The Nobel Savages did indeed live in cooperative communities that took care of one another. In many ways, they had more progressive relationships than we do today, such as in regards to marriage relationships. They did not openly advocate aggressive warfare and were far less aggressive than the Christian states of yesteryear.

Rousseau was right, because the governments that have been based on Rousseau like principles -- democratic-republics, social contracts, non-aggression, etc. have been the freest whereas governments based on social darwinism: Nazi Germany, monarchies, early industrial societies, etc., were oppressive in the former cases and moral failures in the latter. Rousseau was Christian, but he based his ideas on leftist beliefs. In the epistle dedicatory that precedes the second discourses, he lays out a type of society that is almost identical to the early American republic, and has been successful in European countries.

Dawkins never taught that humans are "purely selfish" either, in fact, he produced a documentary called "Nice Guys Finish First" that corrects the right-wing, misinterpretation of his work:

http://video.google.com/videoplay?docid=-3494530275568693212

Noting the cooperative tendencies in many species, that is probably tied to our genes.
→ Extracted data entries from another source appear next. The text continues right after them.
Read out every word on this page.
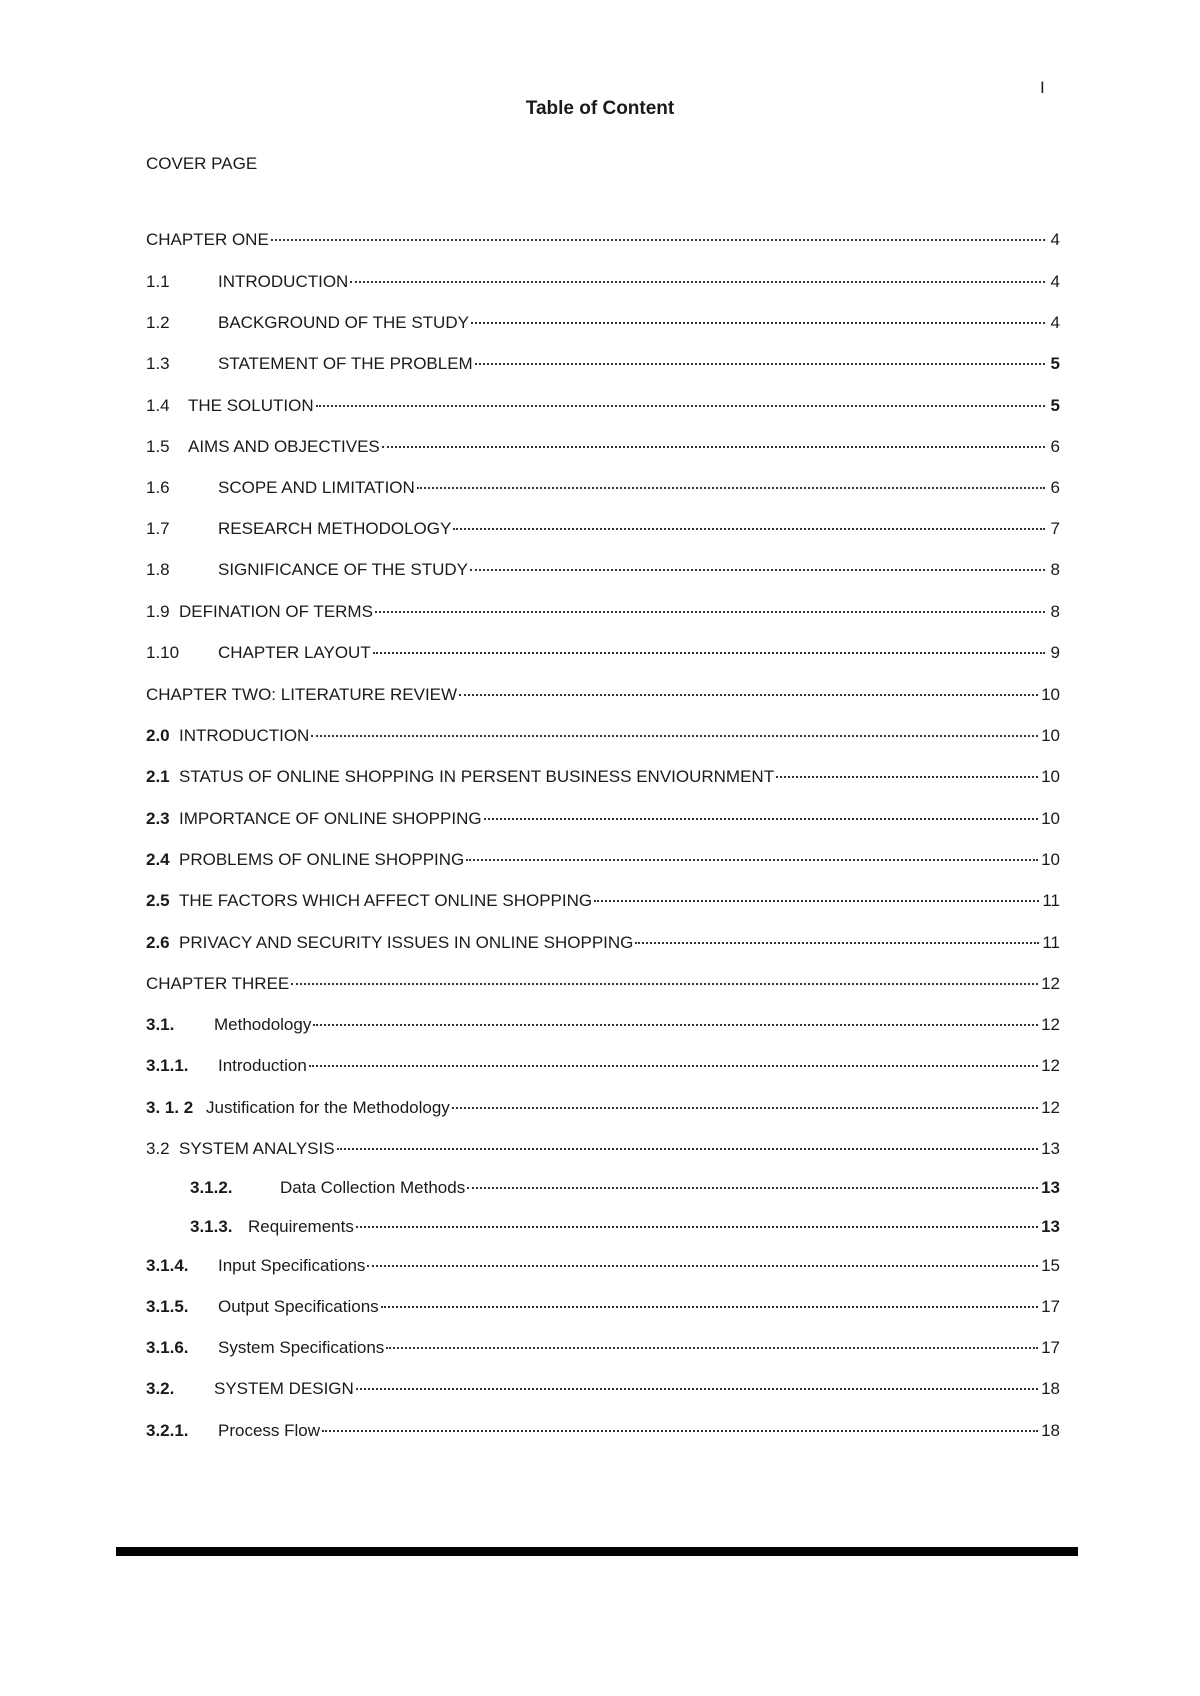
I
Table of Content
COVER PAGE
CHAPTER ONE	4
1.1	INTRODUCTION	4
1.2	BACKGROUND OF THE STUDY	4
1.3	STATEMENT OF THE PROBLEM	5
1.4	THE SOLUTION	5
1.5	AIMS AND OBJECTIVES	6
1.6	SCOPE AND LIMITATION	6
1.7	RESEARCH METHODOLOGY	7
1.8	SIGNIFICANCE OF THE STUDY	8
1.9 DEFINATION OF TERMS	8
1.10	CHAPTER LAYOUT	9
CHAPTER TWO: LITERATURE REVIEW	10
2.0 INTRODUCTION	10
2.1 STATUS OF ONLINE SHOPPING IN PERSENT BUSINESS ENVIOURNMENT	10
2.3 IMPORTANCE OF ONLINE SHOPPING	10
2.4 PROBLEMS OF ONLINE SHOPPING	10
2.5 THE FACTORS WHICH AFFECT ONLINE SHOPPING	11
2.6 PRIVACY AND SECURITY ISSUES IN ONLINE SHOPPING	11
CHAPTER THREE	12
3.1.	Methodology	12
3.1.1.	Introduction	12
3. 1. 2 Justification for the Methodology	12
3.2 SYSTEM ANALYSIS	13
3.1.2.	Data Collection Methods	13
3.1.3. Requirements	13
3.1.4.	Input Specifications	15
3.1.5.	Output Specifications	17
3.1.6.	System Specifications	17
3.2.	SYSTEM DESIGN	18
3.2.1.	Process Flow	18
You're misrepresenting the facts and the work of scientists to support your own perverted world view.

ÑóẊîöʼn
13th October 2008, 00:24
Most evolutionists are indeed left-wing; Richard Dawkins’s recent book The God Delusion, for example, is a hackneyed left-wing screed.

What. The. Fuck. Have you actually read the fucking book?

Also, evolutionary psychology is bunk.

ÑóẊîöʼn
13th October 2008, 00:26
Dawkins never taught that humans are "purely selfish" either, in fact, he produced a documentary called "Nice Guys Finish First" that corrects the right-wing, misinterpretation of his work:

http://video.google.com/videoplay?docid=-3494530275568693212

...

You're misrepresenting the facts and the work of scientists to support your own perverted world view.

Thank you for that - I'm rather a fan of Dawkins' work and it's disgraceful to see it being used in such a way by reactionaries.

Killfacer
13th October 2008, 01:10
This happens alot with Dawkins, if you saw his recent programme he attempted to debunk right winger's use of Darwin and his work.

SwedxSimon
13th October 2008, 01:22
This happens alot with Dawkins, if you saw his recent programme he attempted to debunk right winger's use of Darwin and his work.

Sweet, got any link of that?

Trystan
13th October 2008, 01:31
TL; DR (all of it).

These "people are like so bad and like so selfish and so communism will never work" people are a joke. Usually idiot nihilists I come across. Tremble earthlings! Your world is doomed!

P.S. : thank you IcarusAngel for that info.

La Comédie Noire
13th October 2008, 17:11
Of course it never occurs to you the infrastructure of society could change in such a way as to make it more beneficial to cooperate than compete.

It seems Dawkin's did decide to slip in there though.


In the world of the selfish gene, a pure altruist simply cannot evolve. Any organism that is oriented to assuring the good of others, rather than his own, will merely be aiding selfish organisms to compete against him, and genetic mutations that produce such behavior will quickly be eliminated(12).

What exactly is your "own"? Is it the family, is it the tribe, is it a country, is it the species, is it people of your own political persuasion or what?



Though alturism exist, there is no more powerful antidote to the Utopian Vision on which the left is based than the theory of the selfish gene. Man simply has a thirst for dominance that can never be slake.


"altruism" has nothing to do with marxism.

What do you mean by dominance?



Hunter-gatherer societies are violent and competitive in the most blatant ways.


No doubt about that, but so what? Have you noticed the things we war over have changed greatly?

When was the last time you went to war over water or a patch of hunting ground?